Look Again calls out for artists and designers to be part of 2019 Art Weekender

Monday 12 November 2018

Look Again calls out for artists and designers to be part of 2019 Art Weekender
The team behind the Look Again Art Weekender are calling for applications for the annual ‘Seed Fund’, which provides funding and support for artists and designers with a strong link the North-east.

Look Again, which is part of Gray’s School of Art at RGU, is helping to create a new narrative in the city of Aberdeen, reappraising the value of its significant cultural and creative assets.  

Importantly, it also provides creative practitioners with opportunities to develop their professional practice in the city, retaining and supporting talent.

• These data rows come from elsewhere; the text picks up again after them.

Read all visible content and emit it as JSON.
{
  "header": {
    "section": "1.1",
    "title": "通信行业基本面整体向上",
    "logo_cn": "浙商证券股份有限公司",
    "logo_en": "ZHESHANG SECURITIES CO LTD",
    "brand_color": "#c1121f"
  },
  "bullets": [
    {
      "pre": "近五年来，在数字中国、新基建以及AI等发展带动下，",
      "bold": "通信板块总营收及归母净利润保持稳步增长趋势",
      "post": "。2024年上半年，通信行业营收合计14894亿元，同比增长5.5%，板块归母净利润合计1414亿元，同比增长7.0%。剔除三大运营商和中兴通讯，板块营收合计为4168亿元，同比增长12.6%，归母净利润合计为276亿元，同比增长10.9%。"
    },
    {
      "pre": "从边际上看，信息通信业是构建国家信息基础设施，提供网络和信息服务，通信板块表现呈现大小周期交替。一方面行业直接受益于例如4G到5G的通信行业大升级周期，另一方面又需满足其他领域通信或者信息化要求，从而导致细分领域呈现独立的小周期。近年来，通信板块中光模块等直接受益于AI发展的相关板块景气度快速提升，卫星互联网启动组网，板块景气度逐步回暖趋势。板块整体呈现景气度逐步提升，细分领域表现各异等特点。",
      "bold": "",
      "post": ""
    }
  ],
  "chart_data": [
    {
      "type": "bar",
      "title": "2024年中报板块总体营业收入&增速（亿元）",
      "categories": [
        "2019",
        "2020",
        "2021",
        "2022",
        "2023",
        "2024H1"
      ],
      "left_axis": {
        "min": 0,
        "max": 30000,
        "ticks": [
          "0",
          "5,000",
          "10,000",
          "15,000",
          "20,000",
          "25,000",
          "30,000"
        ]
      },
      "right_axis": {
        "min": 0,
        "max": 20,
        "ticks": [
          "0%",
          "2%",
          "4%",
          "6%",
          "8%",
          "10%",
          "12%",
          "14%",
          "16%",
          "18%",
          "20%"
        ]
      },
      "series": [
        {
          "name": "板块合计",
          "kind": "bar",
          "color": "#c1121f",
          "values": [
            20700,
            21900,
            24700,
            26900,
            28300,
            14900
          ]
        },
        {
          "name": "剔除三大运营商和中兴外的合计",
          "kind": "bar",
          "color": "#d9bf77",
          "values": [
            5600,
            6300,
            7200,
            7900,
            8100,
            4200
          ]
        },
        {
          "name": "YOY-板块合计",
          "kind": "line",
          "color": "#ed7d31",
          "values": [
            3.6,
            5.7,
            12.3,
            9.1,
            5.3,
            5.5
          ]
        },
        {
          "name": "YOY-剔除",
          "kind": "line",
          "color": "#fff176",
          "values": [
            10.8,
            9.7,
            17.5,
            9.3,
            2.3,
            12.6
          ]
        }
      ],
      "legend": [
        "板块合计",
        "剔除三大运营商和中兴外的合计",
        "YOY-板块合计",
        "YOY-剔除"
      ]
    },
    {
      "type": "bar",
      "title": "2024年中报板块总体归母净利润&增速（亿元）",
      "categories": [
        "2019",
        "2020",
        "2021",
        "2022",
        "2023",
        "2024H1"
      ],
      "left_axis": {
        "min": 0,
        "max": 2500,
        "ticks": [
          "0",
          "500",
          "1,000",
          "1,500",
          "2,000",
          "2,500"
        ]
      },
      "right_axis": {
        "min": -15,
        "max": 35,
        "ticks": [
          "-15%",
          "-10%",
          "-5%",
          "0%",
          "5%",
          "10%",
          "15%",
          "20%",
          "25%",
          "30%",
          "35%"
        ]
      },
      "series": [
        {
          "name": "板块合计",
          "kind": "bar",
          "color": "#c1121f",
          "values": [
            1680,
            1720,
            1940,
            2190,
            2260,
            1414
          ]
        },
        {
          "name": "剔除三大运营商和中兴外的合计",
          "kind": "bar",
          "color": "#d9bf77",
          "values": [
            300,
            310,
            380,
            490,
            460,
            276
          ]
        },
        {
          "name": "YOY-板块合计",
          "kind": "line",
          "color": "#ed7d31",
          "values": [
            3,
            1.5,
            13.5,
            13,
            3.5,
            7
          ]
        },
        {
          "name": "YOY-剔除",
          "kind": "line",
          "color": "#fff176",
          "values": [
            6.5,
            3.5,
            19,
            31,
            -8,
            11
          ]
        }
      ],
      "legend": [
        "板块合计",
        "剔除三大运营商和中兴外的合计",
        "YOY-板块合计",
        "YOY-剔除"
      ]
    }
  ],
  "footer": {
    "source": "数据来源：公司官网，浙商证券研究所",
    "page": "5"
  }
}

In 2019 the theme is ‘New Narratives’, reflecting both on changes in the city and in the wider world during this year.

Look Again is now inviting creative practitioners to propose new work which reflects this theme, for presentation to the public during the Art Weekender in June 2019. 

There are four spaces available, each with a budget of £2,500, covering fee, materials, production and installation costs.

Look Again Director, Sally Reaper, commented: “The Seed Fund is a call out to artists for ideas that require new skills, explore new materials, or use methods or scales that are unfamiliar to them.

“We want to encourage this creativity and help to support artists and designers to realise something which they may not have thought possible.

“Since launching the Seed Fund in 2017, we have supported eight creative practitioners, which has resulted in a series of engaging, reflective and resonant art works which animate the city in new ways.

One of the recent Seed Fund artists was Ellie Tunrer, a Scottish artist and designer who graduated from Gray’s School of Art in 2016 and exhibited her Wonder Chamber at the 2018 Festival.

The Wonder Chamber was an array of material explorations that celebrate play and stimulation.

Ellie’s work looked to highlight the importance of sensory stimulation, particularly for those with Autism, through engagement with innovative material explorations.

In 2017, Janet McEwan worked on a project with local musicians and the only carilloneur in Aberdeen, Ronald Leith, to develop a series of contemporary songs which were played on the carillon of bells in The Kirk of St Nicholas, or The Mither Kirk, on Aberdeen’s Union Street, throughout the festival.